A Characterization of Constant-Sample Testable Properties

TL;DR

This paper characterizes Boolean property testability with constant samples, showing it is equivalent to being determined by densities over a fixed partition, with applications to graph, affine-invariant, and hypergrid properties.

Contribution

It provides a complete characterization of constant-sample testable properties as essentially $k$-part symmetric properties, linking testability to density-based criteria.

Findings

Testable properties are characterized by $k$-part symmetry.

Graph properties testable with constant samples depend on edge density.
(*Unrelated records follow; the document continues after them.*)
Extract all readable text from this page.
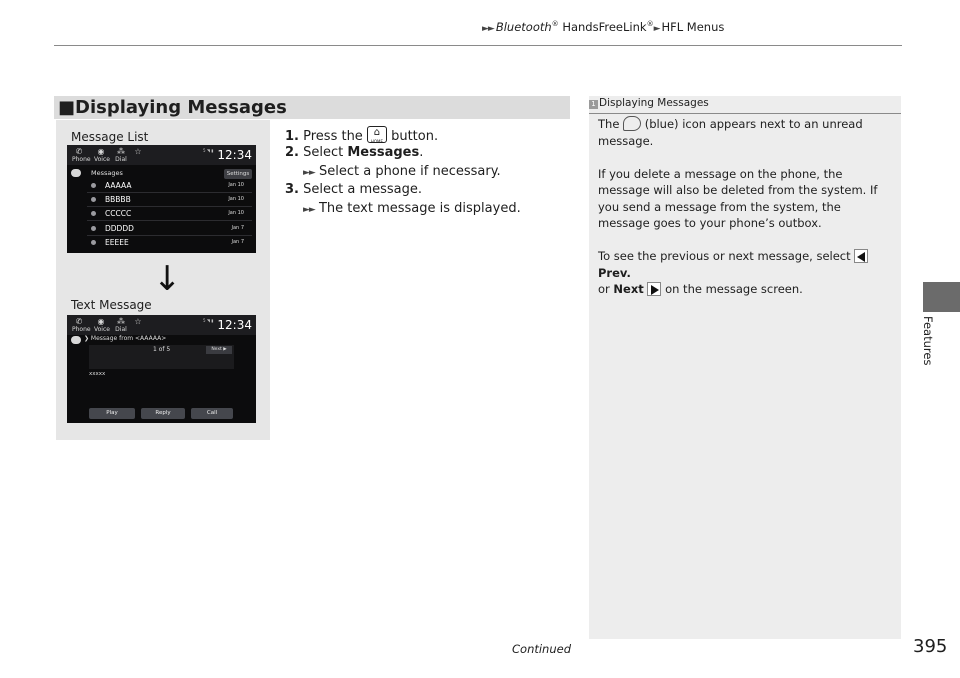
►► Bluetooth® HandsFreeLink®► HFL Menus
Features
■Displaying Messages
Message List
✆
Phone
◉
Voice
⁂
Dial
☆	5 ◥ ▮ 12:34
Messages	Settings
AAAAA	Jan 10
BBBBB	Jan 10
CCCCC	Jan 10
DDDDD	Jan 7
EEEEE	Jan 7
↓
Text Message
✆
Phone
◉
Voice
⁂
Dial
☆	5 ◥ ▮ 12:34
❯ Message from <AAAAA>
1 of 5	Next ▶
xxxxx
Play	Reply	Call
1. Press the	⌂
HOME button.
2. Select Messages.
►► Select a phone if necessary.
3. Select a message.
►► The text message is displayed.
1 Displaying Messages

The (blue) icon appears next to an unread message.

If you delete a message on the phone, the message will also be deleted from the system. If you send a message from the system, the message goes to your phone’s outbox.

To see the previous or next message, select  Prev.
or Next on the message screen.

Continued	395
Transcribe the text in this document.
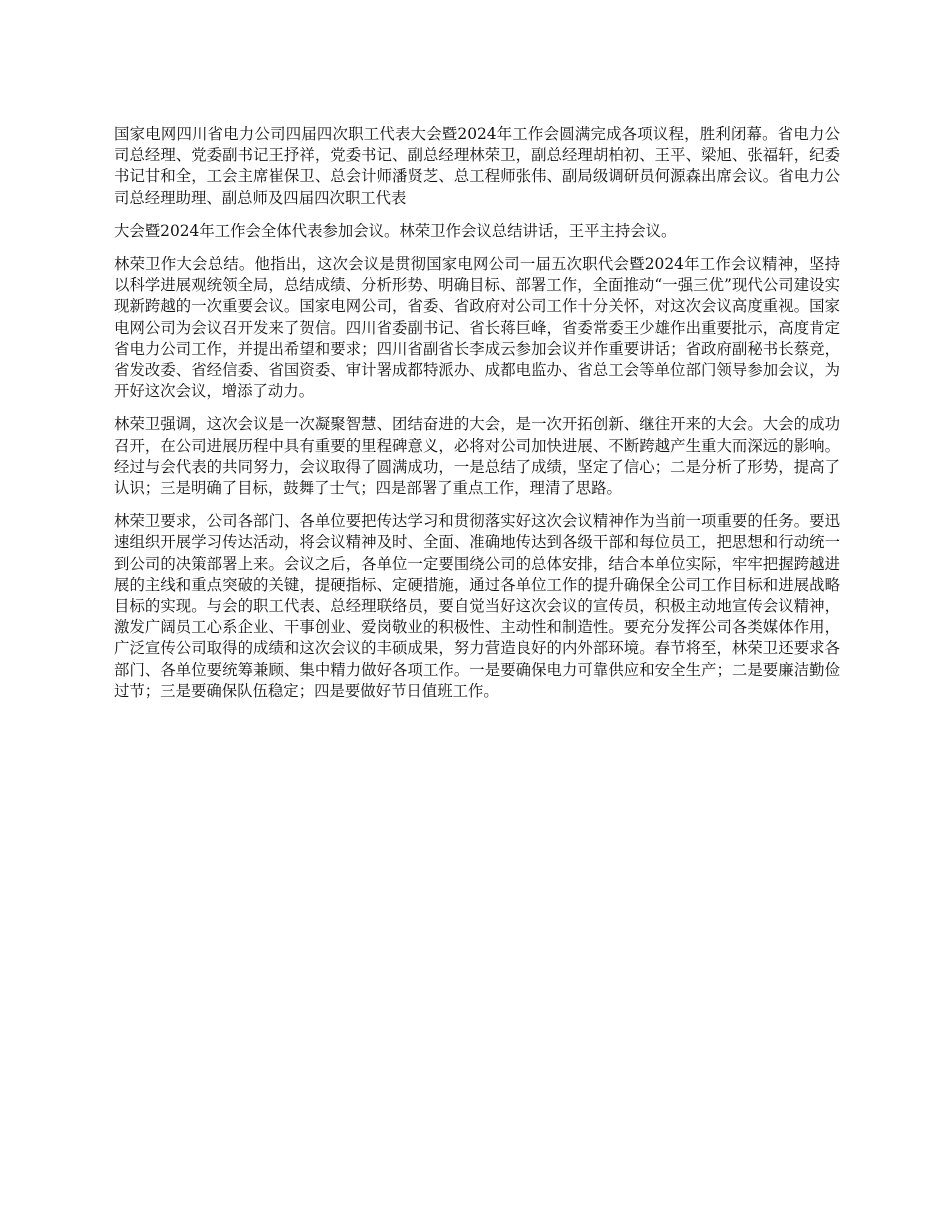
国家电网四川省电力公司四届四次职工代表大会暨2024年工作会圆满完成各项议程，胜利闭幕。省电力公司总经理、党委副书记王抒祥，党委书记、副总经理林荣卫，副总经理胡柏初、王平、梁旭、张福轩，纪委书记甘和全，工会主席崔保卫、总会计师潘贤芝、总工程师张伟、副局级调研员何源森出席会议。省电力公司总经理助理、副总师及四届四次职工代表

大会暨2024年工作会全体代表参加会议。林荣卫作会议总结讲话，王平主持会议。

林荣卫作大会总结。他指出，这次会议是贯彻国家电网公司一届五次职代会暨2024年工作会议精神，坚持以科学进展观统领全局，总结成绩、分析形势、明确目标、部署工作，全面推动“一强三优”现代公司建设实现新跨越的一次重要会议。国家电网公司，省委、省政府对公司工作十分关怀，对这次会议高度重视。国家电网公司为会议召开发来了贺信。四川省委副书记、省长蒋巨峰，省委常委王少雄作出重要批示，高度肯定省电力公司工作，并提出希望和要求；四川省副省长李成云参加会议并作重要讲话；省政府副秘书长蔡竞，省发改委、省经信委、省国资委、审计署成都特派办、成都电监办、省总工会等单位部门领导参加会议，为开好这次会议，增添了动力。

林荣卫强调，这次会议是一次凝聚智慧、团结奋进的大会，是一次开拓创新、继往开来的大会。大会的成功召开，在公司进展历程中具有重要的里程碑意义，必将对公司加快进展、不断跨越产生重大而深远的影响。经过与会代表的共同努力，会议取得了圆满成功，一是总结了成绩，坚定了信心；二是分析了形势，提高了认识；三是明确了目标，鼓舞了士气；四是部署了重点工作，理清了思路。

林荣卫要求，公司各部门、各单位要把传达学习和贯彻落实好这次会议精神作为当前一项重要的任务。要迅速组织开展学习传达活动，将会议精神及时、全面、准确地传达到各级干部和每位员工，把思想和行动统一到公司的决策部署上来。会议之后，各单位一定要围绕公司的总体安排，结合本单位实际，牢牢把握跨越进展的主线和重点突破的关键，提硬指标、定硬措施，通过各单位工作的提升确保全公司工作目标和进展战略目标的实现。与会的职工代表、总经理联络员，要自觉当好这次会议的宣传员，积极主动地宣传会议精神，激发广阔员工心系企业、干事创业、爱岗敬业的积极性、主动性和制造性。要充分发挥公司各类媒体作用，广泛宣传公司取得的成绩和这次会议的丰硕成果，努力营造良好的内外部环境。春节将至，林荣卫还要求各部门、各单位要统筹兼顾、集中精力做好各项工作。一是要确保电力可靠供应和安全生产；二是要廉洁勤俭过节；三是要确保队伍稳定；四是要做好节日值班工作。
Monotonicity on hypergrids is testable with constant samples.

Abstract

We characterize the set of properties of Boolean-valued functions on a finite domain $\mathcal{X}$ that are testable with a constant number of samples. Specifically, we show that a property $\mathcal{P}$ is testable with a constant number of samples if and only if it is (essentially) a $k$-part symmetric property for some constant $k$, where a property is {\em $k$-part symmetric} if there is a partition $S_1,\ldots,S_k$ of $\mathcal{X}$ such that whether $f:\mathcal{X} \to \{0,1\}$ satisfies the property is determined solely by the densities of $f$ on $S_1,\ldots,S_k$. We use this characterization to obtain a number of corollaries, namely: (i) A graph property $\mathcal{P}$ is testable with a constant number of samples if and only if whether a graph $G$ satisfies $\mathcal{P}$ is (essentially) determined by the edge density of $G$. (ii) An affine-invariant property $\mathcal{P}$ of functions $f:\mathbb{F}_p^n \to \{0,1\}$ is testable with a constant number of samples if and only if whether $f$ satisfies $\mathcal{P}$ is (essentially) determined by the density of $f$. (iii) For every constant $d \geq 1$, monotonicity of functions $f : [n]^d \to \{0, 1\}$ on the $d$-dimensional hypergrid is testable with a constant number of samples.